In order to secure some down time for ourselves we've begun what we've dubbed the "Sunbeam Swap." Today was the first day and so far I think it is the most brilliant idea ever thought of, perhaps even in the whole universe. But it wasn't my turn with the kids—it was my turn without the kids—so I would think that, wouldn't I?

Rachel's Sunbeam teacher at church came up with the idea, which is, that if we took turns watching the Sunbeams then we'd get free afternoons while the littler ones are napping. Brilliant, right? Today was Tracy's turn. She picked Rachel up from school (her son goes to Rachel's preschool, too) and so I didn't see Rachel from 9:00 in the morning until 3:45 in the afternoon.

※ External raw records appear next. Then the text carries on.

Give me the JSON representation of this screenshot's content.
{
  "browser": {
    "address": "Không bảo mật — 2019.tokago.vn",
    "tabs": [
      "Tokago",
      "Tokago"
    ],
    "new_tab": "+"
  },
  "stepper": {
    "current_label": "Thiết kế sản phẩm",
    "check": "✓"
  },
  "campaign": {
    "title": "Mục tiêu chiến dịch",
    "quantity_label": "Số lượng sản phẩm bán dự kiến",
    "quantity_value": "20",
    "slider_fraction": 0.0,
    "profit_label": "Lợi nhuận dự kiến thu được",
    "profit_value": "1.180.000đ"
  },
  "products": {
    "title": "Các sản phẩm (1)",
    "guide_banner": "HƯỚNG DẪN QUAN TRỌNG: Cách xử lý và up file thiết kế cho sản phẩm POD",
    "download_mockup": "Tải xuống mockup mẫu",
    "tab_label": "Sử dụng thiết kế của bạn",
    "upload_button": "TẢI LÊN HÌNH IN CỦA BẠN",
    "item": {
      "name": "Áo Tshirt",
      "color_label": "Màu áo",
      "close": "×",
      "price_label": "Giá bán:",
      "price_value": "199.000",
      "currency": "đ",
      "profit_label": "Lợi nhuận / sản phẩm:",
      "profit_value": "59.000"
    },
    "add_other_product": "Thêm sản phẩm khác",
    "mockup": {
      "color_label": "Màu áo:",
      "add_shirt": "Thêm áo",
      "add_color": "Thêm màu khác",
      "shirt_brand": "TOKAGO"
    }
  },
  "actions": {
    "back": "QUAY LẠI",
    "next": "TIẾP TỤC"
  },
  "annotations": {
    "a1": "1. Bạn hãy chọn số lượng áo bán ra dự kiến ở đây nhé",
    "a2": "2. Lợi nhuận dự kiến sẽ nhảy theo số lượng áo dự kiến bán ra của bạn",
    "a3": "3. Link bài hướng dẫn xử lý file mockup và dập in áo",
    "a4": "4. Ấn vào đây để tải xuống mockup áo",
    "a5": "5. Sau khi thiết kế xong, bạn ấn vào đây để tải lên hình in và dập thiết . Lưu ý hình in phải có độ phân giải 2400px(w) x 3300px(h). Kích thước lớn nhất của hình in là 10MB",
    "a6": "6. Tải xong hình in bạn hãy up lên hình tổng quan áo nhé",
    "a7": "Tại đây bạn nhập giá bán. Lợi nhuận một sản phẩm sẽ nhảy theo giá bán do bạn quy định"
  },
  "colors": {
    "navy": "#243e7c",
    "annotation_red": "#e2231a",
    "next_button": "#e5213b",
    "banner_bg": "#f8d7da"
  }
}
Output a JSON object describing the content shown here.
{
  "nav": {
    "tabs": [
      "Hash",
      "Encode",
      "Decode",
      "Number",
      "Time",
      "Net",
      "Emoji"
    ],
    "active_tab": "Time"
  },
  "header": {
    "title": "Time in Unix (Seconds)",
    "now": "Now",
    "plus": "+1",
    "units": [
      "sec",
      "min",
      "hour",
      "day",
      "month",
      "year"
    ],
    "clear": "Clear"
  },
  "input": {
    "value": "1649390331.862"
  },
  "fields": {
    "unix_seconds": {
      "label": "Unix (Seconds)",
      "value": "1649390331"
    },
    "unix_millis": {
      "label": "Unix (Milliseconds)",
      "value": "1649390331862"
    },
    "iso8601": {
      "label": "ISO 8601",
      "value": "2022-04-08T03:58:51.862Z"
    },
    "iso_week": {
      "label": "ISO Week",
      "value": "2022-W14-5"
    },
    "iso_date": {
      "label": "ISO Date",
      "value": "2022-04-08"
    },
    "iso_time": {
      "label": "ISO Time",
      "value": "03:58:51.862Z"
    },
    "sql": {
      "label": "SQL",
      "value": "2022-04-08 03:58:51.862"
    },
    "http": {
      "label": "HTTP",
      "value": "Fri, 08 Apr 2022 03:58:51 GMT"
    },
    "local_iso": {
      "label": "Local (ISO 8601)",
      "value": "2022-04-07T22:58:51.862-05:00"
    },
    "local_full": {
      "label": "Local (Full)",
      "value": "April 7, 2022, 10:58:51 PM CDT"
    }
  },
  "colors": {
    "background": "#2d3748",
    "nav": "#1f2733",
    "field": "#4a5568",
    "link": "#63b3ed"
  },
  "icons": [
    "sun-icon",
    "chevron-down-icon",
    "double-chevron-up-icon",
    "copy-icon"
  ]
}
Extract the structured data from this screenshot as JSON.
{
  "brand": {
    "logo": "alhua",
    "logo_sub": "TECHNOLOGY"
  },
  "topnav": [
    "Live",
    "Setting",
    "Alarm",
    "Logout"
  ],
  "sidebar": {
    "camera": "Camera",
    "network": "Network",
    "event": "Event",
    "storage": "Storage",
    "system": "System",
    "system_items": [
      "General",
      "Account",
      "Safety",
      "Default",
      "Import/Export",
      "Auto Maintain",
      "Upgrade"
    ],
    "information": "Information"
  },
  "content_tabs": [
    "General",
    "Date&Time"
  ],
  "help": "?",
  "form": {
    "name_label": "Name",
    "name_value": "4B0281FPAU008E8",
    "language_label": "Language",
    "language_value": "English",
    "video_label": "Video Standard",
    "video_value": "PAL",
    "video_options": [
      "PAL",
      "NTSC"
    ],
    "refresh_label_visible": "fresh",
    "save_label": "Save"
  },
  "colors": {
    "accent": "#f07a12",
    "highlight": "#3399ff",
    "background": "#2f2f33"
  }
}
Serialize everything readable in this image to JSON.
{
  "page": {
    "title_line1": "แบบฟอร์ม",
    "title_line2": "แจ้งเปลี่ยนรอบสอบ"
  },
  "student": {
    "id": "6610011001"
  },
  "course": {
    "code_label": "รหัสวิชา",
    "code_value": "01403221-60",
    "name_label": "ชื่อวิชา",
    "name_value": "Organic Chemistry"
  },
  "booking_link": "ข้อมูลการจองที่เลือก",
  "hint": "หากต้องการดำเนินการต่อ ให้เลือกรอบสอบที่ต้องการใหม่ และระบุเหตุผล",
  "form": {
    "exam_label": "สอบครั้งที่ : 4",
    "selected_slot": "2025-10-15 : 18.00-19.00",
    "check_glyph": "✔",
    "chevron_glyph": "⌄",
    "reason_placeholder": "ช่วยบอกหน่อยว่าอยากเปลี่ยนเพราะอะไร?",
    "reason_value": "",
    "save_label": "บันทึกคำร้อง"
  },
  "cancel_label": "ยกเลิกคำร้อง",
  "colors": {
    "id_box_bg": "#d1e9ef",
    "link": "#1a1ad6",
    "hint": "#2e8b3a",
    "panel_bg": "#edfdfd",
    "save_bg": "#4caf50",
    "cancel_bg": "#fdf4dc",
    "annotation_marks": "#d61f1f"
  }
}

I played with Miriam, scrubbed some pots I'd been neglecting, did yoga, and when Miriam went down for a nap I took a nap, too! The house was quiet—there was no fighting, no screaming, no crying. I spent most of the day just soaking up the silence and relishing the decreased number of hissy fits I had to deal with.

Of course, I have no idea how things went down at Tracy's house (but I'll find out next week when it's my turn to have all the kids).

Karen asked me if I was just enjoying myself and I said that I was.

"Isn't it nice to just have one around?" she asked.

"It is so nice. In fact, I don't know why I ever thought one child was difficult." Upon further reflection I had to add, "One child was difficult. Two is just so much harder that one seems easy now."

When I told this to Andrew he said, "Yeah, but think of who the one was when you thought one was difficult..." Oddly enough my mom said the exact same thing when I told her about this.

It isn't that Rachel is bad. She's not. She's just spunky, passionate, dramatic, energetic, emotional and demanding. And she has been from the minute she was born—she just came that way. Rachel is the center of energy in our home, to say the least, which is weird because Tracy says she loves having Rachel over because she is a "calming influence" on her boys. (Poor Tracy).

Miriam's much more chill—she came that way, too. I love them both, but I love them differently.

My mom and I were talking about this today while we were walking—how parents love their children the same amount but that that love is shown in different ways. We also discussed how children can't see this and so then they pull the "that's not fair" card.

For example, Rachel and I are constantly butting heads. Any punishment I suggest causes her to put a defiant mien on her face telling me that nothing I could do would ever make her remorseful.

Take my toys away? Fine.

Not let me watch TV? Whatever.

Cut my hair? Fabulous.

Wash the bathroom sink? That's my new favourite chore.

Alternatively (usually if she actually cares about the punishment; or if I just happen to have an idea she doesn't like) she will scream and scream and scream and scream (et cetera, et cetera, et cetera; ad infinitum) until I regret ever saying anything at all.

Stand in the corner? That elicits a good half hour of howling.

Go to my room? Even more screaming.

Put away the dishes? Rolling around on the floor, foaming at the mouth, banshee-like screeches.

Answer "no" when she wants me to say "yes?" Heven help me.

With Miriam, on the other hand, all I have to do is look disappointed and she'll usually recoil from whatever taboo she was about to carry out and will instead start sucking her thumb and pulling her ear.

It's not that I enjoy fighting with Rachel or that I don't punish Miriam because I like her more. It's just that I don't have to punish Miriam and Rachel picks fights. Rachel even fights with her toys, remember? I can't have the same relationship—equal in every way—with each of my children because they are different people.